Stereotypes are like McDonalds – convenient but usually
wrong.
So I am reminded on today’s “urbex” (urban exploration in
American hipster, apparently) in Sydney’s western suburbs in search of Korean mundoo dumplings and a fitting start to
the Korean New Year.
I’m this guy who prides himself on his pithy cultural
observations, his curiousity and his acceptance of our diversity. Hey, I've got the patter of pluralism down pat.
But wheeling to Eastwood (one of Sydney’s Korean hubs
together with Strathfield and Liverpool Street in the city), the loop in my
head is saying Koreans are “tough”, “resilient”, “determined”, “all business” and
“harder than the Chinese or Japanese”.
Huh?
Indeed, I’m seeing mental pictures of dudes with wrap-around
shades and cigarettes yelling into their mobile phones to make sure their
container from Inchon has landed on time at the Botany shipping terminal. Or,
checking their kid has topped geometry at the after-school tutoring centre.
Double huh?
Thankfully, my monkey mind still manages to read the signs
sometimes and see the writing on the wall (literally), and show me how dumb I can
manage to be. Here at Eastwood, there’s something really playful going on. More
Pop Tarts than martial arts.
And so with TOBAWOO Restaurant at 104 Rowe Street on the
“Korean” (as opposed to the “Chinese”) side of Eastwood train station. The
official slogan is: “TOBAWOO Boasts in
pork meat dishes cooked with the diner’ well-being in mind.”

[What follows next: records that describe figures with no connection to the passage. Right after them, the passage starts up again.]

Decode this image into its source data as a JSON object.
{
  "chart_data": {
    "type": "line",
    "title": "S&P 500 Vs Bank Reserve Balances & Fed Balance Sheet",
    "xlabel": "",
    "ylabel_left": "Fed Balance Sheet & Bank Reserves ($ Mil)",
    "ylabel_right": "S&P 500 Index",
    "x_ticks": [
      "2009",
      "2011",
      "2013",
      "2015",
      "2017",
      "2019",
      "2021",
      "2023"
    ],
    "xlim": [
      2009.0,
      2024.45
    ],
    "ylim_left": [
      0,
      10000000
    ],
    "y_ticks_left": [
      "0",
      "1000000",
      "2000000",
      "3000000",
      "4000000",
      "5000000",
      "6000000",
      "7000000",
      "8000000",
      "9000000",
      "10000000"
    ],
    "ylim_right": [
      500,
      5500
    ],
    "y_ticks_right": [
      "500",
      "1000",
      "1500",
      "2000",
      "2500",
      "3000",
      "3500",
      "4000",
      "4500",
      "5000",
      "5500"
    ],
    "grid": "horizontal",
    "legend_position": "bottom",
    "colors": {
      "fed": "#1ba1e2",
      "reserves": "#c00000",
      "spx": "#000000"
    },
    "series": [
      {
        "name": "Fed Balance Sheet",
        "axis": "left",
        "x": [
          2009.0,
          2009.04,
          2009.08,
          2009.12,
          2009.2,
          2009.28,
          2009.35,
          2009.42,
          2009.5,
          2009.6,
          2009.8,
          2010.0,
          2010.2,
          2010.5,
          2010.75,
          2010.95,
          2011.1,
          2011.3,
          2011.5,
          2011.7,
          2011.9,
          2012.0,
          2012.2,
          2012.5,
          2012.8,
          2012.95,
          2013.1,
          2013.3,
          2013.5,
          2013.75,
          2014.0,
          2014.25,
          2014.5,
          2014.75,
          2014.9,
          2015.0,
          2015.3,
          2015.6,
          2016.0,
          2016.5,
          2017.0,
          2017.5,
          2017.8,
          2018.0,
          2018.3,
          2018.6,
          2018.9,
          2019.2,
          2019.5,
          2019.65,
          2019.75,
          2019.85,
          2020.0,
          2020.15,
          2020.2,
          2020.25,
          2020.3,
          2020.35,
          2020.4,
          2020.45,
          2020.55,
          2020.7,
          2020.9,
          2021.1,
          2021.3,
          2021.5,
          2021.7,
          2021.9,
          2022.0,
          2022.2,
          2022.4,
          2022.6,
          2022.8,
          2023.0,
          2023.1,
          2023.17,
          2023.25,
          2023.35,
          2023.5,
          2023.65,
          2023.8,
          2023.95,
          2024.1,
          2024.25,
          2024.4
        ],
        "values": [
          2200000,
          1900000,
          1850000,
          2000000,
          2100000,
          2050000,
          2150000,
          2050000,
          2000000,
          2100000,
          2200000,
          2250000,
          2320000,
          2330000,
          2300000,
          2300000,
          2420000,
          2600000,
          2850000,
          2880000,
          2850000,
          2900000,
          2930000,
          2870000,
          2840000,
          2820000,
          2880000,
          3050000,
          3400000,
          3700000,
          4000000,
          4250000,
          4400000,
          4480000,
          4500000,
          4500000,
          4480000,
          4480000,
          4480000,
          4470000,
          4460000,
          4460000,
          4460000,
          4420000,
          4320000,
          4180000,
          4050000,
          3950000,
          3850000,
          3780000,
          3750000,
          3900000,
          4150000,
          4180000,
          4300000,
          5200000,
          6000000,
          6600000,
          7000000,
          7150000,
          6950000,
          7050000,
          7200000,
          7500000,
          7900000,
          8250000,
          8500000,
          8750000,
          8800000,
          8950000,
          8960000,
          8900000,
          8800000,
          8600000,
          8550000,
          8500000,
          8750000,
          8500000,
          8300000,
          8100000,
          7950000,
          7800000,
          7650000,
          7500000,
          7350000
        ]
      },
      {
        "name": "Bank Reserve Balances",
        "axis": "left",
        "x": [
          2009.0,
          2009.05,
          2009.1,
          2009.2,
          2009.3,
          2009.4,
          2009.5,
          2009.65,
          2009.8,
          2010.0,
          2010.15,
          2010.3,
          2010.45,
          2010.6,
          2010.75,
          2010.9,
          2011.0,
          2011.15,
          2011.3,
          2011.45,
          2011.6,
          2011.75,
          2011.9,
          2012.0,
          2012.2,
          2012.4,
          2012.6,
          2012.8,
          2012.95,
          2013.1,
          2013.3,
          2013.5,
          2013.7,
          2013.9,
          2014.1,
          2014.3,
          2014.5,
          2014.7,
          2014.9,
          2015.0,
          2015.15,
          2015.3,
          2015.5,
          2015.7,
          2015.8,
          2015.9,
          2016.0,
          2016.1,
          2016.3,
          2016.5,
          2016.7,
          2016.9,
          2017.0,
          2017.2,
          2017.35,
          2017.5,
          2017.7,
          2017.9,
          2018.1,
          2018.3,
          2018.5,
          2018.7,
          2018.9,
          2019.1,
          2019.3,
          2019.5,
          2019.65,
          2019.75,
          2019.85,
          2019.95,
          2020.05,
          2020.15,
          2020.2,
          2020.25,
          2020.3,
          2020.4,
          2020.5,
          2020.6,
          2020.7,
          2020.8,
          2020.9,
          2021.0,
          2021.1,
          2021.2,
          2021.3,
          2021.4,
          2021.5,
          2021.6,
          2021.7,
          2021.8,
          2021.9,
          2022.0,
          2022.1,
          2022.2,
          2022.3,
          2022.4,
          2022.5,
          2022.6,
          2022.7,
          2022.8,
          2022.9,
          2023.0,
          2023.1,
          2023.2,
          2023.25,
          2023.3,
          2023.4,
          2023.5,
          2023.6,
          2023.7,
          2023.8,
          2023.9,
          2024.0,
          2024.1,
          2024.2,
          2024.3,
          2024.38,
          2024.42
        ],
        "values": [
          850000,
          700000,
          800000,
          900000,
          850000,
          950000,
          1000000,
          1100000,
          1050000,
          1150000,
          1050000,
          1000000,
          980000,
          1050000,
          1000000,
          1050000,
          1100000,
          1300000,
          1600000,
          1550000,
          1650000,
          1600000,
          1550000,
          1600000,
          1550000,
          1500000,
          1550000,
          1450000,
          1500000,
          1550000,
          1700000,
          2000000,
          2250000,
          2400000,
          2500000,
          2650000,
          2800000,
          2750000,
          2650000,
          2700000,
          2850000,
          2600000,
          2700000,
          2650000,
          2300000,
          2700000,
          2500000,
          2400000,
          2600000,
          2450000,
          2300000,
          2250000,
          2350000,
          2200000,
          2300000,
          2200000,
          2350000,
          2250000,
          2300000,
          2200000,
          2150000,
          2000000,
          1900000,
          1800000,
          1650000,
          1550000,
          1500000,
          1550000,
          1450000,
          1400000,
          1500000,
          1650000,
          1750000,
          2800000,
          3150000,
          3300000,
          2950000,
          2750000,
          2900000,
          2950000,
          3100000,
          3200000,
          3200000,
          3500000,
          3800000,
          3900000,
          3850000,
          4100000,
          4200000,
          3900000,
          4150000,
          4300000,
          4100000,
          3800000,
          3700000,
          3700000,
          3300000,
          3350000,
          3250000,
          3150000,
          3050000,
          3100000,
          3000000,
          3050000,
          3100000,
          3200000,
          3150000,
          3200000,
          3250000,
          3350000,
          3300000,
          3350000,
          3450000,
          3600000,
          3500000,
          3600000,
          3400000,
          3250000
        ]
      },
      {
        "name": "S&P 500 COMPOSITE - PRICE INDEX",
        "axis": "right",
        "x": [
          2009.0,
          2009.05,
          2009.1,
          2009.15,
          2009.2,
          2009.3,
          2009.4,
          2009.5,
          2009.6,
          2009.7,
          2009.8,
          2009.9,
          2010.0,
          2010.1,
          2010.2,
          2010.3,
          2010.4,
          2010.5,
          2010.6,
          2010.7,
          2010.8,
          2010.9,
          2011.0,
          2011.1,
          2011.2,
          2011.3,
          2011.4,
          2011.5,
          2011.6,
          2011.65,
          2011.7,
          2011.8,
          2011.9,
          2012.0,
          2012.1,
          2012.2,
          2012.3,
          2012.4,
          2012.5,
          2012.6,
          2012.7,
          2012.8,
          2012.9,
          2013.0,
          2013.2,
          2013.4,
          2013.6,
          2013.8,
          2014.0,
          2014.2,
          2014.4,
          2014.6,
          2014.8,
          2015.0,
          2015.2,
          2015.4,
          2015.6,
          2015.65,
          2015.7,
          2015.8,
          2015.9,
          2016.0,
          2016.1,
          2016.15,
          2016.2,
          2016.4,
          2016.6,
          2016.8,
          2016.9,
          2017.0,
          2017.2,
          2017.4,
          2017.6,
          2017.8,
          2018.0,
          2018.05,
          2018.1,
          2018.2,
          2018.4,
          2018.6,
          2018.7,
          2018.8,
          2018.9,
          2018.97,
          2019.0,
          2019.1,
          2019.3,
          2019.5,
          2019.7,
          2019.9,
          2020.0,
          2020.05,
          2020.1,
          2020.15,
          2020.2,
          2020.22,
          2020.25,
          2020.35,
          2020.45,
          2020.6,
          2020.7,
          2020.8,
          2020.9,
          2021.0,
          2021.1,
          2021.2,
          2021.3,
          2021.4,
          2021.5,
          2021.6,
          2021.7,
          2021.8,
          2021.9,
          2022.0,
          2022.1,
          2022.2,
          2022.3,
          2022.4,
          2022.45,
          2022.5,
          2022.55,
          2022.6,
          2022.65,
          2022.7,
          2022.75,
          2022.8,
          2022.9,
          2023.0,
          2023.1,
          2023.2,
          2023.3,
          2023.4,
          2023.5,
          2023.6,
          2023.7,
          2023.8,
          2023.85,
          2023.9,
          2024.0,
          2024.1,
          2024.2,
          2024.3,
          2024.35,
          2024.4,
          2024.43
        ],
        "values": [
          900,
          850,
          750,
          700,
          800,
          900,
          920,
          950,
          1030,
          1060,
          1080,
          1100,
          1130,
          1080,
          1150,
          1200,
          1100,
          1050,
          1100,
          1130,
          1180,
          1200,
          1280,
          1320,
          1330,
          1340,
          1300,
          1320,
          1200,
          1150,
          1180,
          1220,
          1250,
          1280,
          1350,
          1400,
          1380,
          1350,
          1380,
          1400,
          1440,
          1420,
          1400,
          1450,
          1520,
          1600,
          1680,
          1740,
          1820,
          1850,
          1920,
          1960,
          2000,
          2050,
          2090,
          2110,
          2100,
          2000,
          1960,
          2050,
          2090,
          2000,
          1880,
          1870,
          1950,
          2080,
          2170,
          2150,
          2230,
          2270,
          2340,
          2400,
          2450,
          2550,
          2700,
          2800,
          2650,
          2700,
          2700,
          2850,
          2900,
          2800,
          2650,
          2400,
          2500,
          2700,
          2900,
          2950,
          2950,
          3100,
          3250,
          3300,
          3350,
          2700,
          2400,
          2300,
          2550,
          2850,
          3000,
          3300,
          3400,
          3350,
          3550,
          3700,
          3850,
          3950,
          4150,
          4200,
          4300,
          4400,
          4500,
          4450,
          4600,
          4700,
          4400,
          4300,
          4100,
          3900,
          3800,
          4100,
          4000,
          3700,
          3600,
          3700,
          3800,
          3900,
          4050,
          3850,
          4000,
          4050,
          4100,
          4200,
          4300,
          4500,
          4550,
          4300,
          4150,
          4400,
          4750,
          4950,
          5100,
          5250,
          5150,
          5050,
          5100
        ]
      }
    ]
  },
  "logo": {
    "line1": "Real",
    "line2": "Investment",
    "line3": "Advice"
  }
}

The she-chef’s about 23. Cheerful and slim with a pink
Yankees cap on backwards and make-up from what must be Loreal’s “steam-proof”
range. The pigs on the tandem cycle on the wall look like they’re having a good
time too (including with their random rhino friend).
My porcine buddies are well represented in the seafood soup with mundoo and sliced rice cakes that I order for the startling total of $10.
The mundoo are “full
moon” as opposed to most dumplings’ “half-moon”. Their dough’s wrapped around
like ballerina arms arching and just meeting. They’re strong enough though to
hold the filling of: ground pork with chilli, ginger and garlic; jap chae (the comforting and clear Korean potato
noodles); bean sprouts; scallions; carrot slivers, and; heaps of yellowy scrambled
egg. Unlike many Chinese dumplings where all filling ingredients are minced
into a kind of gray pink paste, here the ingredients retain their proud independence
and texture.
Textural surfing for the tastebuds seems the name of the
game.
From the spicy spikes of the mundoo
to the mellowness of the fish broth to the hold-your-horses, pasta-like disks of
the rice cakes to the four little side dishes: kim chee chilli cabbage; pickled and spiced tofu; lettuce with a
reduced butter dressing, and; pickled shitake mushrooms.
Back and forth I go with the steel chopsticks – so skinny
you could pierce your ears with them. My eating feels on my body and mind like
jumping from the sauna to the spa to the pool. Sensational.
Around me, Korean diners are, well, having fun. Lots of it. Waving steam off their soup with their phones (at least I was right about something). Toasting each other with water from the complementary pitchers. Asking for polaroids to put up the cafe's wall. On a Tuesday in the 'burbs...
The flip side of my mundoo (see below) looks a bit like a small brain rather than a baby's bum (see above).
I am reminded that mine can be even smaller when I
look at the world as I believe it to be rather than as it really is. I am reminded of all that I miss when I’m not
looking in the right direction.
But hell. It’s New Year’s (Korean, that is). So, time for
another resolution.
How about this one? Keep an open mind. Truly.